You can now use the Llama 2 instance llm
created this way in any of the Llama demo apps or your own Llama apps to integrate seamlessly with LangChain and LlamaIndex to build powerful on-prem Llama apps.
The easiest way to deploy Llama 2 with TGI is using TGI's official docker image. First, make sure you have been granted access to the Meta Llama 2 on Hugging Face by opening the Hugging Face Meta model page here and confirming you see "Gated model You have been granted access to this model". If you don't see the "granted access" message, simply follow the instructions under "Access Llama 2 on Hugging Face" in the page.

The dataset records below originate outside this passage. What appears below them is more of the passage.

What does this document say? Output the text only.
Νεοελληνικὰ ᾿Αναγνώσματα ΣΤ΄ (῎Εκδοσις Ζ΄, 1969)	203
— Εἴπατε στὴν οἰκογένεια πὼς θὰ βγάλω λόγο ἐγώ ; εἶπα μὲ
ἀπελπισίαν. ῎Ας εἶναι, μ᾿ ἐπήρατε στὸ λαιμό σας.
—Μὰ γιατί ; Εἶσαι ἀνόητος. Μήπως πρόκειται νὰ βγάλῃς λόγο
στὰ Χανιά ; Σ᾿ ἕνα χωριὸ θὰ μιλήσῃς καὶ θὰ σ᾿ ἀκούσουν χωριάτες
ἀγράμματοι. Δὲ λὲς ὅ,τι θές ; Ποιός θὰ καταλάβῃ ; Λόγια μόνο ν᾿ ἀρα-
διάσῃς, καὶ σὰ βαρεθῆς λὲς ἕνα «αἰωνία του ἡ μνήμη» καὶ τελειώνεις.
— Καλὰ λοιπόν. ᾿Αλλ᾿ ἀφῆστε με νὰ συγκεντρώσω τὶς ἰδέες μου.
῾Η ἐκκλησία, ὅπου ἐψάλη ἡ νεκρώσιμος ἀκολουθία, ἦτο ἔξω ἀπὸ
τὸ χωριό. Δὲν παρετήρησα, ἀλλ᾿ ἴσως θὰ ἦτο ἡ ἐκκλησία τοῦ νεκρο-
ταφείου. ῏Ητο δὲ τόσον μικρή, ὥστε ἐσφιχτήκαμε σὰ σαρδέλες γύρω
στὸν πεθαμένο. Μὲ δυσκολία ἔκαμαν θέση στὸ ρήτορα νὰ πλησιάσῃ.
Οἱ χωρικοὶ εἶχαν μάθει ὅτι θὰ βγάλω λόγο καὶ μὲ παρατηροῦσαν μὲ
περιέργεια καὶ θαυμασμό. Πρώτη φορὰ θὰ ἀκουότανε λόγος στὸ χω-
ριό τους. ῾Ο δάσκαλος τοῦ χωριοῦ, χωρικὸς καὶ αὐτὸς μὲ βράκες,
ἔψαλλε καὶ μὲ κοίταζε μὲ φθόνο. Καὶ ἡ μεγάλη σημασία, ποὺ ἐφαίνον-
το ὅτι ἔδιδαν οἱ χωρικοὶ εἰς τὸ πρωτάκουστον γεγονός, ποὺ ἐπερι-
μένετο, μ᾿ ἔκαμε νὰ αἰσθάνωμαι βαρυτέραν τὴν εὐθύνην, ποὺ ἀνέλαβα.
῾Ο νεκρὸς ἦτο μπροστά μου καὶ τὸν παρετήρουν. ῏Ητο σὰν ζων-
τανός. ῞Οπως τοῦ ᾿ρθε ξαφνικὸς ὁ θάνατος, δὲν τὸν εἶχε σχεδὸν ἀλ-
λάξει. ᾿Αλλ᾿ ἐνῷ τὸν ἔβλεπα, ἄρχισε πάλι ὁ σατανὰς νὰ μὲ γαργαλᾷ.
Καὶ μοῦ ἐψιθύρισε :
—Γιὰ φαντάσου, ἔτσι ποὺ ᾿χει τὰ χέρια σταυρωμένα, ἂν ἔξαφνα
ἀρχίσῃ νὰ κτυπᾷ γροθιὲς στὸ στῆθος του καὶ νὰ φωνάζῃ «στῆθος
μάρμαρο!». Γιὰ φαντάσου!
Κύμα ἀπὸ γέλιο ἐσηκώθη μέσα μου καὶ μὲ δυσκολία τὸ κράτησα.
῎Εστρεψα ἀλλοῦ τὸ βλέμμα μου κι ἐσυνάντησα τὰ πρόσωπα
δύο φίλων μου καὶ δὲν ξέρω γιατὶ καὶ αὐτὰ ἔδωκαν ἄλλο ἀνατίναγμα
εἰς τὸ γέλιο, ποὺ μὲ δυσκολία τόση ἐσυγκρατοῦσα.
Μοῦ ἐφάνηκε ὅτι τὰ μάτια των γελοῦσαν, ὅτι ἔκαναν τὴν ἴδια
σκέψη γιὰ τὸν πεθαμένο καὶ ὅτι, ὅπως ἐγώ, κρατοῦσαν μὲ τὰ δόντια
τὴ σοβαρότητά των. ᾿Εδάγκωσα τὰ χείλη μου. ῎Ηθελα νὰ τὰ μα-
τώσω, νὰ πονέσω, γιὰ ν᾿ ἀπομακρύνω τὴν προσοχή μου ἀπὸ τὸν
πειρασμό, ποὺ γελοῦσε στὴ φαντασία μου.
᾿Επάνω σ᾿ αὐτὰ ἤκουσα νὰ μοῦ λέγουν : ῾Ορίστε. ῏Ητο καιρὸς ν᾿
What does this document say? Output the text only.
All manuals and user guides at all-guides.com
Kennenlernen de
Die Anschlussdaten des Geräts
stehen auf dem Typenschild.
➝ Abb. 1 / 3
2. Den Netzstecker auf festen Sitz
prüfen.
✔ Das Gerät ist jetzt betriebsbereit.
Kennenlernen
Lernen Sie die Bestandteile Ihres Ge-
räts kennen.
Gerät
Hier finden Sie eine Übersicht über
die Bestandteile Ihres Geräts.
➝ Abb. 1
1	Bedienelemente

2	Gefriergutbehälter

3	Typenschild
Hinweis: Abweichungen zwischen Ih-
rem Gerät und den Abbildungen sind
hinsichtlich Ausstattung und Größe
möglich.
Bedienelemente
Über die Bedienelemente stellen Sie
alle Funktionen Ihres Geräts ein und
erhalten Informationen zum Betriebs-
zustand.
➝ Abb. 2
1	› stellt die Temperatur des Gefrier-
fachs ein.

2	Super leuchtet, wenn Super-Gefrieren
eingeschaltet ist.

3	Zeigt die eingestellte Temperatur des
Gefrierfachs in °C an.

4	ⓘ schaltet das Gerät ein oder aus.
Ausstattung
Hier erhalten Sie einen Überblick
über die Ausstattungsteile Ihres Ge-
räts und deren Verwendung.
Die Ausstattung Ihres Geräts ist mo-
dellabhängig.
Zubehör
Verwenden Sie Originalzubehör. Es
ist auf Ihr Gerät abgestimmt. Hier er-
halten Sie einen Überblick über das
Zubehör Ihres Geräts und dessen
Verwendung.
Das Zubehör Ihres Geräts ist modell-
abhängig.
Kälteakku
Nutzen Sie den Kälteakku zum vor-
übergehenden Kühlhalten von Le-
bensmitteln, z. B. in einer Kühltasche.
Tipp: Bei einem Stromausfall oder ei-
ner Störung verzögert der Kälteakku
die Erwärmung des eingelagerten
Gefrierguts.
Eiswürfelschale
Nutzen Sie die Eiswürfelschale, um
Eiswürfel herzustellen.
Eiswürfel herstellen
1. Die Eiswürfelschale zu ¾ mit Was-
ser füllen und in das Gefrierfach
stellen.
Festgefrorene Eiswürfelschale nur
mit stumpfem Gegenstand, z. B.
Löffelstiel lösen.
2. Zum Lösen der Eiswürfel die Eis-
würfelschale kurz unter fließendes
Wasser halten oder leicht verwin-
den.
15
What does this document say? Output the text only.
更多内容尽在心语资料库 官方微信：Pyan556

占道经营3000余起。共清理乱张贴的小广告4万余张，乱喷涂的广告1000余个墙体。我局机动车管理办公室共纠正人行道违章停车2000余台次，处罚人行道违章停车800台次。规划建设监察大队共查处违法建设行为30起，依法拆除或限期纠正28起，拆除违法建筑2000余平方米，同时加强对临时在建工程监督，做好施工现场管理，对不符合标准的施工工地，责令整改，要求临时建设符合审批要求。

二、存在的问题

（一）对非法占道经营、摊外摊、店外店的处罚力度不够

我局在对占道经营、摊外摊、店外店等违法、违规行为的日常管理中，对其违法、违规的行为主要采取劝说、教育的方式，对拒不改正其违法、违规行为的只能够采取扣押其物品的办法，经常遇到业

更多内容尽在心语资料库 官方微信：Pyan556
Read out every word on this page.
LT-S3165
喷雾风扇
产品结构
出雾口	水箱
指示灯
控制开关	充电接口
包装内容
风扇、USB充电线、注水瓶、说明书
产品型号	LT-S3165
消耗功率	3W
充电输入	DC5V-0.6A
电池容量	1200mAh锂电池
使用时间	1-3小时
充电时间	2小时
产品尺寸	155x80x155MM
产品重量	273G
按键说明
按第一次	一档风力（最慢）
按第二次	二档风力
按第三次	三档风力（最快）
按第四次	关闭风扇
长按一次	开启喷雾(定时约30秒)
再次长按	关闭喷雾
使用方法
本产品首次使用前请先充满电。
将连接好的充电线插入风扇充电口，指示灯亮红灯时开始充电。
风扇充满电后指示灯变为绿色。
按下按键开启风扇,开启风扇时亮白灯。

Then copy your Hugging Face access token, which you can create for free at your tokens page and set it as the value of one of the three required shell variables:
model=meta-llama/Llama-2-13b-chat-hf
volume=$PWD/data
token=<your Hugging Face access token>
You may replace the model
value above with another Llama 2 model.
Finally, run the command below to deploy a quantized version of the Llama 2 13b-chat model with TGI:
docker run --gpus all --shm-size 1g -e HUGGING_FACE_HUB_TOKEN=$token -p 8080:80 -v $volume:/data ghcr.io/huggingface/text-generation-inference:1.0.2 --model-id $model --quantize bitsandbytes-nf4
After this, you'll be able to run the command below on another terminal:
curl 127.0.0.1:8080/generate -X POST -H 'Content-Type: application/json' -d '{
"inputs": "Who wrote the book innovators dilemma?",
"parameters": {
"max_new_tokens":200
}
}'
and see the answer generated by Llama 2 via TGI:
{"generated_text":"\n\nThe book \"The Innovator's Dilemma\" was written by Clayton Christensen, a professor at Harvard Business School. It was first published in 1997 and has since become a widely recognized and influential book on the topic of disruptive innovation."}
Using LangChain to integrate with TGI-hosted Llama 2 is also straightforward. In the Colab above, first add a new code cell to install the Hugging Face text_generation
package:
!pip install text_generation
Then add and run the code below:
llm = HuggingFaceTextGenInference(
inference_server_url="http://<tgi_server_ip_address>:8080/",
max_new_tokens=512,
top_k=10,
top_p=0.95,
typical_p=0.95,
temperature=0.01,
repetition_penalty=1.03,
)
llm("What wrote the book godfather?")
With the Llama 2 instance llm
created this way, you can integrate seamlessly with LangChain and LlamaIndex to build powerful on-prem Llama 2 apps such as the Llama demo apps.